Recently, I was watching demonstration of Co-pilot, a cutting-edge AI assistant tool from Microsoft. Whilst I wasn't among the lucky members at KPMG UK to get early access, this experience caused me to reflect on how we currently manage and store knowledge within corporate environments. The specific demonstration highlighted the tool's capability to summarise meetings, draft documents, and email them to participants.
A Moment of Realisation: As I watched Co-pilot seamlessly convert a Teams call into a written document, a question struck me: Why would we still use emails and word documents as primary knowledge repositories?
This method, whilst familiar, (I get it - people used to take minutes by hand, then file them - that concept followed through even once we had computers) now seems increasingly outdated in the face of advancing AI technologies. The inefficiency of storing simple information in word documents – which are significantly larger in size compared to plain text files – becomes glaringly apparent.
- The Wastage Behind Traditional Methods: The traditional practice of drafting minutes in a word document and then emailing them to all participants seems increasingly redundant. It's not just about the storage space – a word document with "Hello world" is 13kb, whilst a plain text file is just 11 bytes (that's 1,210 times smaller) – but also about the process. Each time an AI assistant needs to reference these documents, it has to parse through unstructured data, leading to unnecessary processing overhead and bandwidth usage.
- A Shift to Database-Driven Knowledge Management: The alternative that came to my mind is straightforward yet revolutionary: store this content in an accessible database. Instead of sending voluminous emails that participants often ignore, why not let an AI assistant access the necessary information from a database when required? This shift can significantly reduce the data footprint and streamline access for AI tools.
- Enhancing AI Efficiency and Accessibility: By storing data in a structured, database format, AI tools like Co-pilot could operate more efficiently. For example, when reviewing upcoming meetings, the AI wouldn't need to sift through emails or upload and parse documents. It would access a structured, concise summary directly from the database. This method not only saves time but also ensures the AI works with the most relevant and updated information, enhancing decision-making and productivity.
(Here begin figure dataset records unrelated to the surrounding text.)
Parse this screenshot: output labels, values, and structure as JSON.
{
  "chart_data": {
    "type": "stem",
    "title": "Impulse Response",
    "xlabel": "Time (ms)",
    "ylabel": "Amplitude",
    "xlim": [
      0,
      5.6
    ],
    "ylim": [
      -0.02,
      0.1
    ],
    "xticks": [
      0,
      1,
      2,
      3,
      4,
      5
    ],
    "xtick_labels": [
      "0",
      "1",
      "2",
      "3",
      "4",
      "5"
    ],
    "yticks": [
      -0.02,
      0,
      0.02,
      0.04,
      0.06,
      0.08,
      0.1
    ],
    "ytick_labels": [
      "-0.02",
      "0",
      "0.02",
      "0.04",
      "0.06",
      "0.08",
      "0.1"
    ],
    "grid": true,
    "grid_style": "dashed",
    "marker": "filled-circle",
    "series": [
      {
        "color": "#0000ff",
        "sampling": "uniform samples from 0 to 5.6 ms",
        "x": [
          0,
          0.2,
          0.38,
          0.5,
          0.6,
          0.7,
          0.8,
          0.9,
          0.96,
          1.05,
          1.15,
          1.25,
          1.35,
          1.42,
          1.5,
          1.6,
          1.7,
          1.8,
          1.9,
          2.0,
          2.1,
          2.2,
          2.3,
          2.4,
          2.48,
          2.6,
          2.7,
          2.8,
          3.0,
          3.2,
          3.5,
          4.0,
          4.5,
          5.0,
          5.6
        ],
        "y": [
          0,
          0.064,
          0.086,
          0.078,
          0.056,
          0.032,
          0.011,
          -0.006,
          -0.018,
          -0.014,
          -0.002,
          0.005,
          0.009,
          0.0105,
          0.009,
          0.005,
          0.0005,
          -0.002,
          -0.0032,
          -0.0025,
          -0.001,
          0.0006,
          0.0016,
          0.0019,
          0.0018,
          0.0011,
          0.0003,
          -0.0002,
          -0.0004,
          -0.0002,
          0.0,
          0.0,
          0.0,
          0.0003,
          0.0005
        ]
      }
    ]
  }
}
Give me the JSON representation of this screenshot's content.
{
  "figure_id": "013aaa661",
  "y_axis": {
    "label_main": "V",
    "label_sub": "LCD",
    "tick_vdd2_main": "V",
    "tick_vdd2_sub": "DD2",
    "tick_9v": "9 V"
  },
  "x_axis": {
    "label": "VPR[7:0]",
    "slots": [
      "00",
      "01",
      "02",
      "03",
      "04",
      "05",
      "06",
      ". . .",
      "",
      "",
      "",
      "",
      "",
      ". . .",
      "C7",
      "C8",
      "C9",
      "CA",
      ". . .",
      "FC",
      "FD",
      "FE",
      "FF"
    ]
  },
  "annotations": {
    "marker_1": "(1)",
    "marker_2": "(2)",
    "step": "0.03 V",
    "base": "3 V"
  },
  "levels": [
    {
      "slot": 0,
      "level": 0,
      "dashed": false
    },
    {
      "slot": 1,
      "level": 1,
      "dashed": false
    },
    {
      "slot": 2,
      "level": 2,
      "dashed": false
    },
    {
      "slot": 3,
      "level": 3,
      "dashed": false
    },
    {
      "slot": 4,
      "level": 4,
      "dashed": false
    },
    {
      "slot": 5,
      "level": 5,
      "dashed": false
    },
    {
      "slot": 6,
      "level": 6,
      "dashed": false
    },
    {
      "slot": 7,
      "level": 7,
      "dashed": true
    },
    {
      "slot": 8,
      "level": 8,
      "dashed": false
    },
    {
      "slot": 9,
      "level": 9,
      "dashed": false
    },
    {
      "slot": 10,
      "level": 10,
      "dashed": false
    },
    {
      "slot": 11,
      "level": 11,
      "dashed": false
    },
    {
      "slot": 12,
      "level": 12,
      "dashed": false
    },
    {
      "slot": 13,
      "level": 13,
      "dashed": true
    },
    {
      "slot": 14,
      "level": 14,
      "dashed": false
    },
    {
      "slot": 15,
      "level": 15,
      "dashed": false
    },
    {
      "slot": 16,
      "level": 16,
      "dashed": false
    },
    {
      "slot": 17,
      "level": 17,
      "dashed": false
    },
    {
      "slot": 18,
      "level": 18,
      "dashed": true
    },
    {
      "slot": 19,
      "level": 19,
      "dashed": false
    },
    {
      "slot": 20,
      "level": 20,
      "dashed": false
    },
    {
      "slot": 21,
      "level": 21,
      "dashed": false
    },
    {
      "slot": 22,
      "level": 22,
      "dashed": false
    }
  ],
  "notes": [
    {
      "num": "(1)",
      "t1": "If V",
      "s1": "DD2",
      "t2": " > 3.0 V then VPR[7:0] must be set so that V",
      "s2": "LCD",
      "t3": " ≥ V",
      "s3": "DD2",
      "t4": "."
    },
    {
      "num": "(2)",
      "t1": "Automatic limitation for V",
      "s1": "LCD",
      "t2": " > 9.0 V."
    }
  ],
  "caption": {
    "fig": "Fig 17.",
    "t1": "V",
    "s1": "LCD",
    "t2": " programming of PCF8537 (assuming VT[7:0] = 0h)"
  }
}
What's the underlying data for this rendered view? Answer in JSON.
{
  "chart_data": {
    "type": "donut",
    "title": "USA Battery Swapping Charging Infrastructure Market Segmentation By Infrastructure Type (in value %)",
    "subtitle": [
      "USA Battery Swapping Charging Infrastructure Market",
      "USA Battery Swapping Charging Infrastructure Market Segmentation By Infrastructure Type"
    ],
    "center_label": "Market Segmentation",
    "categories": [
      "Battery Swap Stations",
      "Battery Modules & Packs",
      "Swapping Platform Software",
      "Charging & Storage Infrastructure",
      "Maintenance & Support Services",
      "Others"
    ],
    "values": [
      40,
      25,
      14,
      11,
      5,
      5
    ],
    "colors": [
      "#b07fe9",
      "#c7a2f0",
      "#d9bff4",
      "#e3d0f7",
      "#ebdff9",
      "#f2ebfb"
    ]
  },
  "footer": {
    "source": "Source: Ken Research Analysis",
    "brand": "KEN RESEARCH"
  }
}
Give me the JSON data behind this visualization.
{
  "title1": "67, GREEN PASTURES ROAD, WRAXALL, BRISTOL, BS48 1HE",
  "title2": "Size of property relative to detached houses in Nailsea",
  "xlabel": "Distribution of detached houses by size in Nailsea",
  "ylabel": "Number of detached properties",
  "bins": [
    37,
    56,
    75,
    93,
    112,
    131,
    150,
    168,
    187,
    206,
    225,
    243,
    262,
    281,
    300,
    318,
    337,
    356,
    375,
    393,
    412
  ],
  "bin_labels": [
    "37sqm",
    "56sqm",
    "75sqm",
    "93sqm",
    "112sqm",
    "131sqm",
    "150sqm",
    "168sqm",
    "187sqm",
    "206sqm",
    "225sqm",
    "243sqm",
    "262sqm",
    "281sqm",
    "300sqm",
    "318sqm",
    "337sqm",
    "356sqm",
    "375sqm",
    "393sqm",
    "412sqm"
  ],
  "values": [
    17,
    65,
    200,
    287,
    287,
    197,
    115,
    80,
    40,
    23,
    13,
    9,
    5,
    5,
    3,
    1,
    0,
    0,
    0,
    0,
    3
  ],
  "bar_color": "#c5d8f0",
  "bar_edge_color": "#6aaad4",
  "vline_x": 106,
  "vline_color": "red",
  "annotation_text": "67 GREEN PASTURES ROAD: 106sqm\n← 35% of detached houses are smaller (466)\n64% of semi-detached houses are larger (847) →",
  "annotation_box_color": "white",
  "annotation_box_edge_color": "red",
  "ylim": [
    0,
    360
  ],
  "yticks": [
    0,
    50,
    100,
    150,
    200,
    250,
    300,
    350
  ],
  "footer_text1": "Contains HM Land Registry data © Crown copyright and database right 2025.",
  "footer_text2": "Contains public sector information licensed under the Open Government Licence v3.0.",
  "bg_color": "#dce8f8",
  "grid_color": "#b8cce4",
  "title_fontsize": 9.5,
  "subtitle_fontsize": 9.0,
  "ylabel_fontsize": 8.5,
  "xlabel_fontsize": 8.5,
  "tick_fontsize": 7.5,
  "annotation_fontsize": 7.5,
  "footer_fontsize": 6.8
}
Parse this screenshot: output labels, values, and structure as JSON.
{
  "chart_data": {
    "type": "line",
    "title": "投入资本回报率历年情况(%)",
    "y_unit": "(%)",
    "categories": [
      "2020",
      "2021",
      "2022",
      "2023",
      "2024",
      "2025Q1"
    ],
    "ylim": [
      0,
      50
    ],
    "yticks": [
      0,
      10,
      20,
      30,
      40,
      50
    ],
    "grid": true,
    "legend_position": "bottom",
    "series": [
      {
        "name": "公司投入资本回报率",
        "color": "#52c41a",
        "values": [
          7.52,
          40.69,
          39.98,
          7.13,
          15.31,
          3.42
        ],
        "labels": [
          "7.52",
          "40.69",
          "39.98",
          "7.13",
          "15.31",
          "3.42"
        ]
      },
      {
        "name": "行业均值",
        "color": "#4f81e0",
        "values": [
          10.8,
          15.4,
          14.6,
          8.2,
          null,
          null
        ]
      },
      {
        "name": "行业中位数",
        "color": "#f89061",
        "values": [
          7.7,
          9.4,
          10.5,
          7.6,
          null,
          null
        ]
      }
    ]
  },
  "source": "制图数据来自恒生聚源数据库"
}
The demonstration of Co-pilot was an eye-opener, not just for its technological ability but for the broader implications it has on how we manage knowledge. It's time to rethink our reliance on traditional methods like emails and word documents. By adopting a more database-centric approach to knowledge storage, we can reduce wastage, enhance efficiency, and pave the way for a more intelligent and streamlined workflow in the digital age.
This was just a set of thoughts about how we can take meetings, summarise, and store the output more efficiently, but the concept can expand beyond this. Long term, do we really need contracts stored as copies in word documents when they can be assembled on the fly in the future in a more efficient manner? Most things can be broken down into just pure data and stored in a structured form. Perhaps AI will help usher in an era where this becomes the default approach to information management.